Find daily first-order merchants with SQL
Company: Amazon
Role: Data Scientist
Category: Data Manipulation (SQL/Python)
Difficulty: Medium
Interview Round: Technical Screen
Given the table below, write a single SQL query using window functions to:
A) For each calendar date (UTC), return all merchant_id(s) whose order is the first completed order of that date across all merchants. Include date, order_id, merchant_id, order_ts. If multiple orders share the exact earliest timestamp on a date, return all ties.

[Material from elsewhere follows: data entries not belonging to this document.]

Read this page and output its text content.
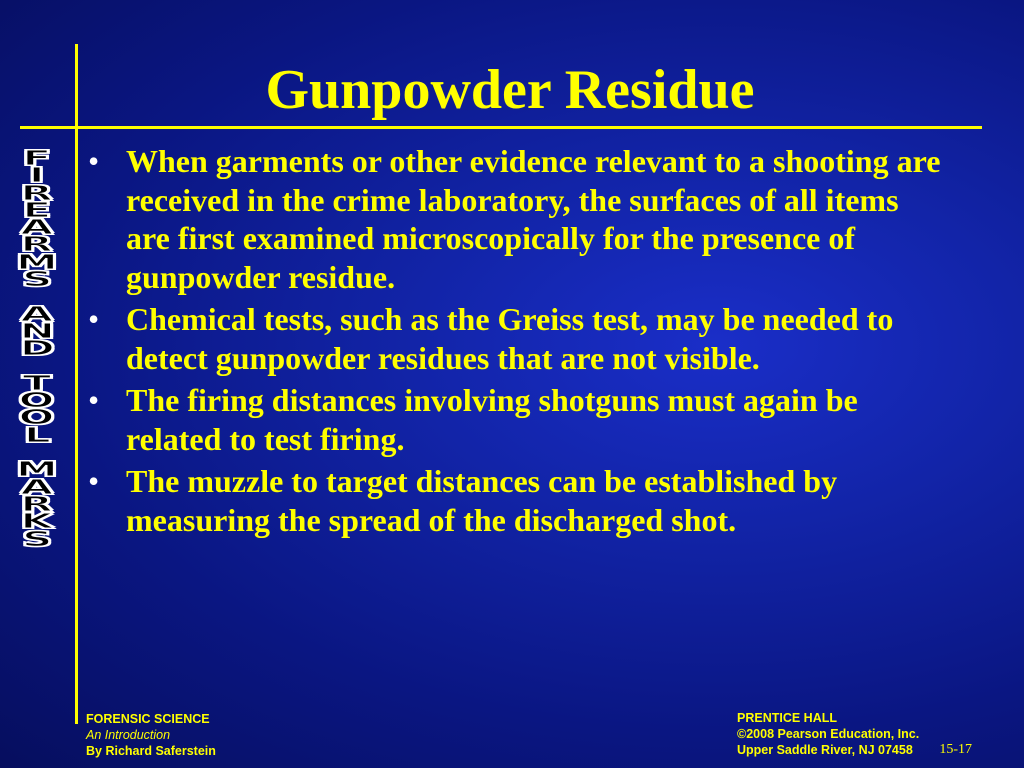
F
I
R
E
A
R
M
S

A
N
D

T
O
O
L

M
A
R
K
S
Gunpowder Residue
• When garments or other evidence relevant to a shooting are received in the crime laboratory, the surfaces of all items are first examined microscopically for the presence of gunpowder residue.
• Chemical tests, such as the Greiss test, may be needed to detect gunpowder residues that are not visible.
• The firing distances involving shotguns must again be related to test firing.
• The muzzle to target distances can be established by measuring the spread of the discharged shot.
FORENSIC SCIENCE
An Introduction
By Richard Saferstein
PRENTICE HALL
©2008 Pearson Education, Inc.
Upper Saddle River, NJ 07458	15-17
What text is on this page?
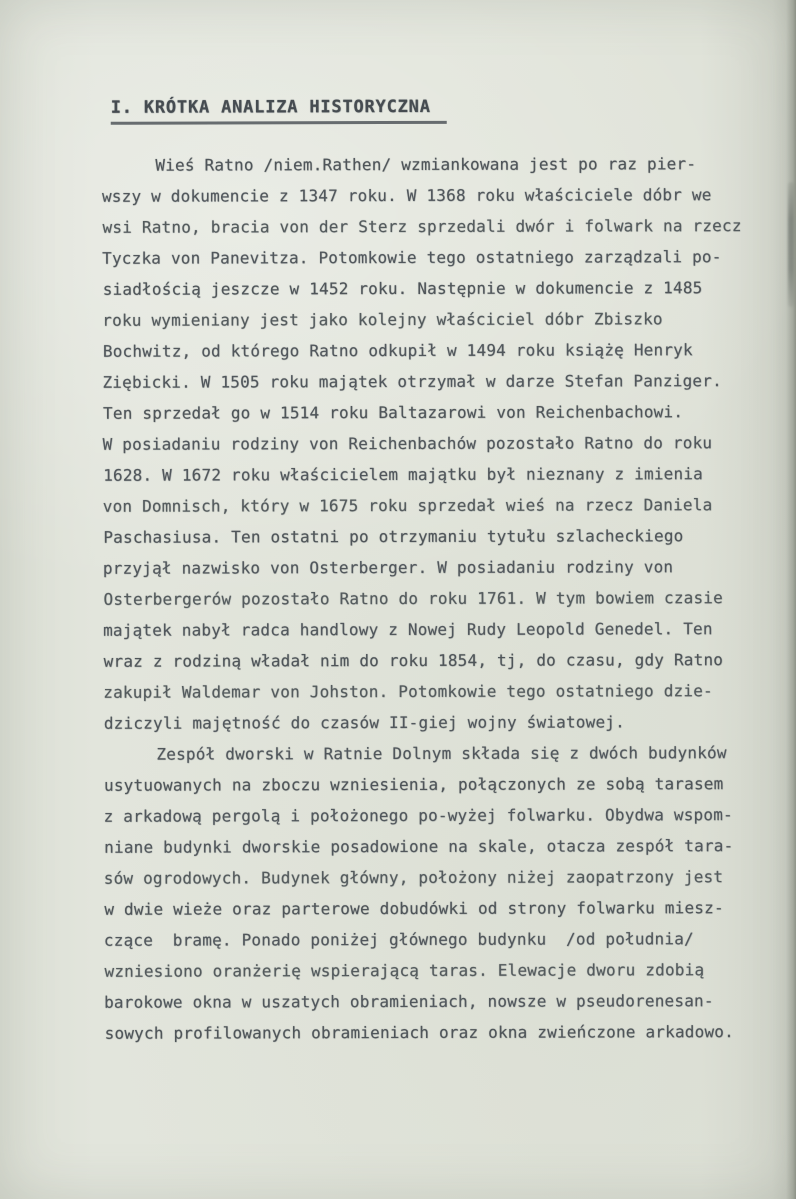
I. KRÓTKA ANALIZA HISTORYCZNA
Wieś Ratno /niem.Rathen/ wzmiankowana jest po raz pier-
wszy w dokumencie z 1347 roku. W 1368 roku właściciele dóbr we
wsi Ratno, bracia von der Sterz sprzedali dwór i folwark na rzecz
Tyczka von Panevitza. Potomkowie tego ostatniego zarządzali po-
siadłością jeszcze w 1452 roku. Następnie w dokumencie z 1485
roku wymieniany jest jako kolejny właściciel dóbr Zbiszko
Bochwitz, od którego Ratno odkupił w 1494 roku książę Henryk
Ziębicki. W 1505 roku majątek otrzymał w darze Stefan Panziger.
Ten sprzedał go w 1514 roku Baltazarowi von Reichenbachowi.
W posiadaniu rodziny von Reichenbachów pozostało Ratno do roku
1628. W 1672 roku właścicielem majątku był nieznany z imienia
von Domnisch, który w 1675 roku sprzedał wieś na rzecz Daniela
Paschasiusa. Ten ostatni po otrzymaniu tytułu szlacheckiego
przyjął nazwisko von Osterberger. W posiadaniu rodziny von
Osterbergerów pozostało Ratno do roku 1761. W tym bowiem czasie
majątek nabył radca handlowy z Nowej Rudy Leopold Genedel. Ten
wraz z rodziną władał nim do roku 1854, tj, do czasu, gdy Ratno
zakupił Waldemar von Johston. Potomkowie tego ostatniego dzie-
dziczyli majętność do czasów II-giej wojny światowej.
Zespół dworski w Ratnie Dolnym składa się z dwóch budynków
usytuowanych na zboczu wzniesienia, połączonych ze sobą tarasem
z arkadową pergolą i położonego po-wyżej folwarku. Obydwa wspom-
niane budynki dworskie posadowione na skale, otacza zespół tara-
sów ogrodowych. Budynek główny, położony niżej zaopatrzony jest
w dwie wieże oraz parterowe dobudówki od strony folwarku miesz-
czące  bramę. Ponado poniżej głównego budynku  /od południa/
wzniesiono oranżerię wspierającą taras. Elewacje dworu zdobią
barokowe okna w uszatych obramieniach, nowsze w pseudorenesan-
sowych profilowanych obramieniach oraz okna zwieńczone arkadowo.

B) Then (in a separate query), for each merchant and date, return that merchant's first completed order for that date.
Constraints: ignore rows where status <> 'completed'; avoid per-row correlated subqueries; be efficient on 100M+ rows.
Schema:
orders(order_id INT, merchant_id INT, user_id INT, order_ts TIMESTAMP, status VARCHAR)
Sample data:
order_id | merchant_id | user_id | order_ts (UTC) | status
1 | 10 | 100 | 2025-02-01 00:00:05 | completed
2 | 11 | 101 | 2025-02-01 00:00:05 | completed
3 | 10 | 102 | 2025-02-01 03:12:00 | completed
4 | 12 | 103 | 2025-02-02 00:00:01 | cancelled
5 | 11 | 104 | 2025-02-02 00:00:01 | completed
6 | 10 | 105 | 2025-02-02 00:00:01 | completed
7 | 12 | 106 | 2025-02-02 09:00:00 | completed
Follow-up: briefly justify your partitioning/sorting choices and any indexes you would add.
Quick Answer: This question evaluates proficiency with SQL window functions, set-based data manipulation, timestamp-based grouping and query optimization within the Data Manipulation (SQL/Python) domain for a Data Scientist role, emphasizing practical application rather than purely conceptual understanding.